Literatura/Referencje
- Raquel Martínez-González, Joan Estelrich, Maria Antònia Busquets (2016): Liposomes Loaded with Hydrophobic Iron Oxide Nanoparticles: Suitable T2 Contrast Agents for MRI. International Journal of Molecular Science 2016.
- Zahra Hadian, Mohammad Ali Sahari, Hamid Reza Moghimi; Mohsen Barzegar (2014): Formulation, Characterization and Optimization of Liposomes Containing Eicosapentaenoic and Docosahexaenoic Acids; A Methodology Approach.

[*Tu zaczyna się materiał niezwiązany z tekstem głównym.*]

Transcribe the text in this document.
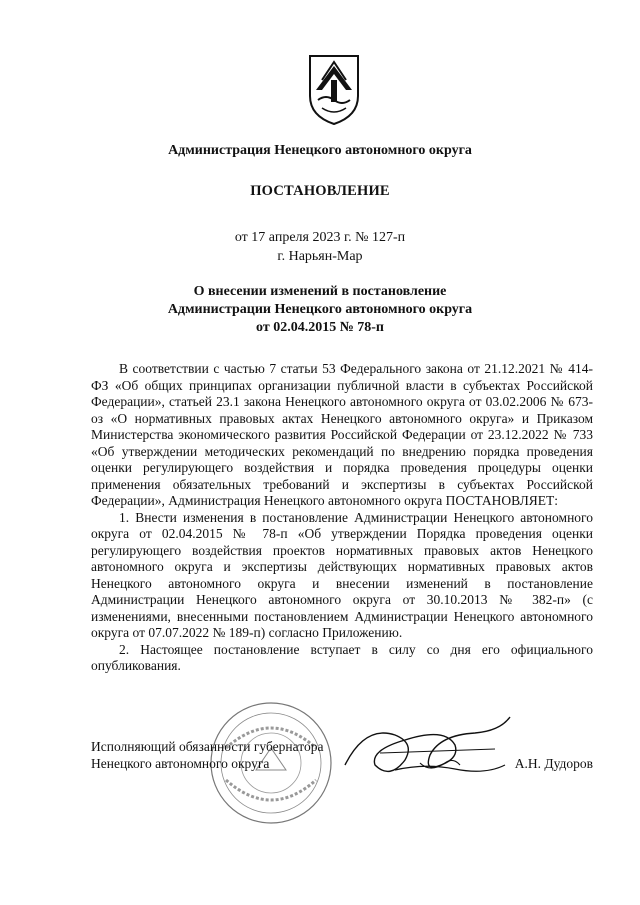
Администрация Ненецкого автономного округа
ПОСТАНОВЛЕНИЕ
от 17 апреля 2023 г. № 127-п
г. Нарьян-Мар
О внесении изменений в постановление
Администрации Ненецкого автономного округа
от 02.04.2015 № 78-п

В соответствии с частью 7 статьи 53 Федерального закона от 21.12.2021 № 414-ФЗ «Об общих принципах организации публичной власти в субъектах Российской Федерации», статьей 23.1 закона Ненецкого автономного округа от 03.02.2006 № 673-оз «О нормативных правовых актах Ненецкого автономного округа» и Приказом Министерства экономического развития Российской Федерации от 23.12.2022 № 733 «Об утверждении методических рекомендаций по внедрению порядка проведения оценки регулирующего воздействия и порядка проведения процедуры оценки применения обязательных требований и экспертизы в субъектах Российской Федерации», Администрация Ненецкого автономного округа ПОСТАНОВЛЯЕТ:

1. Внести изменения в постановление Администрации Ненецкого автономного округа от 02.04.2015 № 78-п «Об утверждении Порядка проведения оценки регулирующего воздействия проектов нормативных правовых актов Ненецкого автономного округа и экспертизы действующих нормативных правовых актов Ненецкого автономного округа и внесении изменений в постановление Администрации Ненецкого автономного округа от 30.10.2013 № 382-п» (с изменениями, внесенными постановлением Администрации Ненецкого автономного округа от 07.07.2022 № 189-п) согласно Приложению.

2. Настоящее постановление вступает в силу со дня его официального опубликования.

Исполняющий обязанности губернатора
Ненецкого автономного округа	А.Н. Дудоров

Iranian Journal of Pharmaceutical Research (2014), 13 (2): 393-404.
- Joanna Kopecka, Giuseppina Salzano, Ivana Campia, Sara Lusa, Dario Ghigo, Giuseppe De Rosa, Chiara Riganti (2014): Insights in the chemical components of liposomes responsible for P-glycoprotein inhibition. Nanomedicine: Nanotechnology, Biology, and Medicine 2013.
- Pise, Ganesh (2022): Archaeosomes for both cell-based delivery applications and drug-based delivery applications. Journal of Medical Pharmaceutical and Allied Sciences 11, 2022. 4995-5003.